Quelles expériences ont marqué votre parcours pendant votre thèse ?
Ces années de doctorat m’ont permis de grandir à la fois sur le plan scientifique et humain. J’ai eu la chance d’encadrer des stagiaires, d’enseigner lors de travaux pratiques et de transmettre ma passion pour la recherche. J’ai également présenté mes travaux dans plusieurs conférences scientifiques, où ils ont été récompensés à plusieurs reprises. Ces expériences m’ont permis de développer ma confiance, d’améliorer ma capacité à communiquer autour de mes travaux et de comprendre l’importance du partage des connaissances scientifiques.
La recherche ne se résume pas aux résultats obtenus au laboratoire : elle repose aussi sur les échanges, les collaborations et les personnes qui nous accompagnent tout au long du parcours.
Que retenez-vous aujourd’hui de votre expérience de doctorat ?
Je retiens avant tout une formidable aventure humaine. Le doctorat m’a appris la patience, la curiosité, la rigueur et la capacité à persévérer même lorsque le chemin semble difficile. Il m’a également appris que chaque petite avancée compte et que les découvertes naissent souvent après plusieurs essais et ajustements. Au-delà de l’aspect scientifique, je retiens surtout les personnes qui ont accompagné cette aventure. Un doctorat ne se construit jamais seul : il est marqué par les échanges avec les collègues, les discussions autour d’un café ou pendant les pauses déjeuner, les moments de partage au laboratoire, les encouragements dans les périodes plus difficiles, mais aussi les nombreux souvenirs créés ensemble.
Les déplacements pour les conférences scientifiques ont également été des moments particulièrement enrichissants. Ces voyages ont permis de partager nos travaux, de découvrir d’autres environnements scientifiques, mais aussi de renforcer les liens humains à travers les échanges, les découvertes et les moments vécus ensemble en dehors du laboratoire.

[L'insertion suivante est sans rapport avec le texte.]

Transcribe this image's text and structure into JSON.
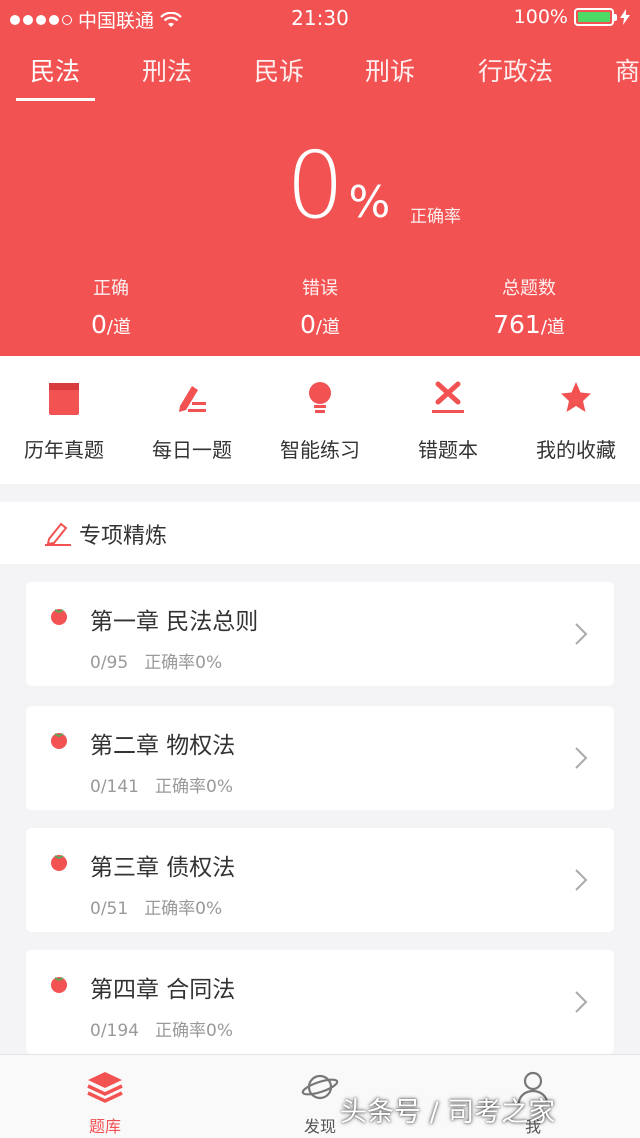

Cette expérience m’a permis de construire une solide base scientifique, mais aussi de développer des qualités humaines essentielles : l’autonomie, l’adaptabilité et la capacité à travailler avec des personnes issues de différents horizons.
Quel message souhaiteriez-vous transmettre aux doctorantes et doctorants ?
Je leur dirais avant tout de croire en leur projet, même lorsque le chemin paraît long ou difficile. Les difficultés font partie intégrante du parcours doctoral et ne définissent pas la valeur d’un chercheur. Il faut oser poser des questions, essayer, parfois échouer, puis recommencer, car ce sont souvent ces moments qui permettent d’apprendre le plus.
La recherche est une aventure exigeante, mais elle est aussi incroyablement enrichissante. Chaque défi relevé, chaque rencontre et chaque découverte contribuent à construire non seulement le chercheur que l’on devient, mais aussi la personne que l’on construit.